La recourante est en conséquence au bénéfice d’un arrêt prononcé par la dernière instance judiciaire cantonale en matière d’assurance sociales. Certes, cet arrêt ne lie pas le SBPE. Il a toutefois déterminé le droit à des prestations cantonales familiales des recourantes en application de la loi sur les prestations complémentaires cantonales (LPCC - J 4 25).

De surcroît, l’arrêt de la CJCAS fait mention d’une situation où le père contribue malgré tout à l’entretien de ses filles, par le biais des rentes qu’il perçoit à leur attention. Dans ces conditions, le raisonnement tenu par la CJCAS, qui concernait l’année 2012, peut être considéré comme toujours pertinent dans le cadre du présent litige. En effet, il n’est pas contesté que les deux mineures continuent à percevoir les rentes complémentaires de l’AI et qu’à ce titre la situation financière de leur père n’a très probablement pas évolué. Seule pourrait se poser la question de la situation financière de l’épouse de celui-ci, l’arrêt de la CJCAS considérant qu’à l’époque le peu de revenus de cette dernière justifiait le fait qu’aucune contribution ne serait due aux filles en sus des rentes complémentaires. Or, l’art. 18 al. 4 LBPE exige la production de la convention. Elle n’impose pas forcément la réactualisation de celle-ci avant une demande de bourse.

Dès lors, compte tenu des caractéristiques très particulières du cas d’espèce, l’autorité intimée a abusé de son pouvoir d’appréciation en exigeant des recourantes la production d’une convention fixant l’entretien des recourantes mineures. L’intimé aurait dû ne pas établir de budget pour le père, indépendamment de l’absence dudit document.
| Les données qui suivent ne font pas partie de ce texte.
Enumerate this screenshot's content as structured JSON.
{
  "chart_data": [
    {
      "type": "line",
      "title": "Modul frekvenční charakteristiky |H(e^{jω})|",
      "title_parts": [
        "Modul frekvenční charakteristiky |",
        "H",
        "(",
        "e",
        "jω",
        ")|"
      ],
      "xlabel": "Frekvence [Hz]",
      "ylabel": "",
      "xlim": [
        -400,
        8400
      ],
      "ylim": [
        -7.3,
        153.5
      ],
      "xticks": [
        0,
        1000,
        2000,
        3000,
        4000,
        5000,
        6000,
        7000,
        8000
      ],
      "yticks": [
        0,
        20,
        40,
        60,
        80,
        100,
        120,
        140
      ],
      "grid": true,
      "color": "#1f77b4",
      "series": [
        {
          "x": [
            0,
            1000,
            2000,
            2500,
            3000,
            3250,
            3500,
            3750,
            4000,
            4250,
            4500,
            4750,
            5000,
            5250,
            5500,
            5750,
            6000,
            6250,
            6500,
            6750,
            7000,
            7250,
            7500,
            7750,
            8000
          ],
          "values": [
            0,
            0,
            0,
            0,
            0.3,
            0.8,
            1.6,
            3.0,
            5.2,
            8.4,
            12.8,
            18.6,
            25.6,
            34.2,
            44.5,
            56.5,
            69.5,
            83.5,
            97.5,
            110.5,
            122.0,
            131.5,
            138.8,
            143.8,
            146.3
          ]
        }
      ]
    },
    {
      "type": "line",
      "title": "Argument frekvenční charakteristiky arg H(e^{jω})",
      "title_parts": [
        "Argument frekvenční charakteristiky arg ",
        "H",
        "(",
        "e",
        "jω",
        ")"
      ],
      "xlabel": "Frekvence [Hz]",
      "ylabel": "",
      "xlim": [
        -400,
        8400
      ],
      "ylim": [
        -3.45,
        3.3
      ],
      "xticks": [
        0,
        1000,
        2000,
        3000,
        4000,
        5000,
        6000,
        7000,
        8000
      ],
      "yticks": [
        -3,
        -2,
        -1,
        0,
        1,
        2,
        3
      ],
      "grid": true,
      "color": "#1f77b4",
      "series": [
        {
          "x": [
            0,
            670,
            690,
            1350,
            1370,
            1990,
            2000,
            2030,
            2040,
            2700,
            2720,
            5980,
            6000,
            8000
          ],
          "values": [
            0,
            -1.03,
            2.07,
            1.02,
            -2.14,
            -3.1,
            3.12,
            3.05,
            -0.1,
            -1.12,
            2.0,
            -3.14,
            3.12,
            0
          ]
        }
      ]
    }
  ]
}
Le recours sera partiellement admis et la cause renvoyée au SBPE pour le calcul des droits des recourantes mineures, en application de l’art. 18 al. 4 LBPE et des considérants qui précèdent.

3) Vu l’issue de la procédure, aucun émolument ne sera perçu (art. 87 al. 1 LPA). Aucune indemnité ne sera allouée, les recourantes plaidant en personne (art. 87 al. 2 LPA).

 

* * * * *


 


PAR CES MOTIFS
LA CHAMBRE ADMINISTRATIVE

à la forme :

déclare recevable le recours interjeté le 15 janvier 2018 par Madame C______ contre la décision sur réclamation du service des bourses et prêts d’études du 19 décembre 2017 ;

au fond :

l’admet partiellement ;

annule la décision sur réclamation du service des bourses et prêts d’études du 19 décembre 2017 ;

renvoie la cause au service des bourses et prêts d’études pour nouvelle décision au sens des considérants ;

dit qu’il n’est pas perçu d’émolument, ni alloué d’indemnité de procédure ;

dit que, conformément aux art. 82 ss de la loi fédérale sur le Tribunal fédéral du 17 juin 2005 (LTF - RS 173.110), le présent arrêt peut être porté dans les trente jours qui suivent sa notification par-devant le Tribunal fédéral, par la voie du recours en matière de droit public ; le mémoire de recours doit indiquer les conclusions, motifs et moyens de preuve et porter la signature du recourant ou de son mandataire ; il doit être adressé au Tribunal fédéral, 1000 Lausanne 14, par voie postale ou par voie électronique aux conditions de l’art. 42 LTF. Le présent arrêt et les pièces en possession du recourant, invoquées comme moyens de preuve, doivent être joints à l’envoi ;

communique le présent arrêt à Madame C______ ainsi qu'au service des bourses et prêts d'études.

Siégeant : Mme Payot Zen-Ruffinen, présidente, MM. Thélin et Pagan, juges.


 

Au nom de la chambre administrative :

la greffière-juriste :

 

 

S. Hüsler Enz

 

 

la présidente siégeant :

 

 

F. Payot Zen-Ruffinen

 

 

Copie conforme de cet arrêt a été communiquée aux parties.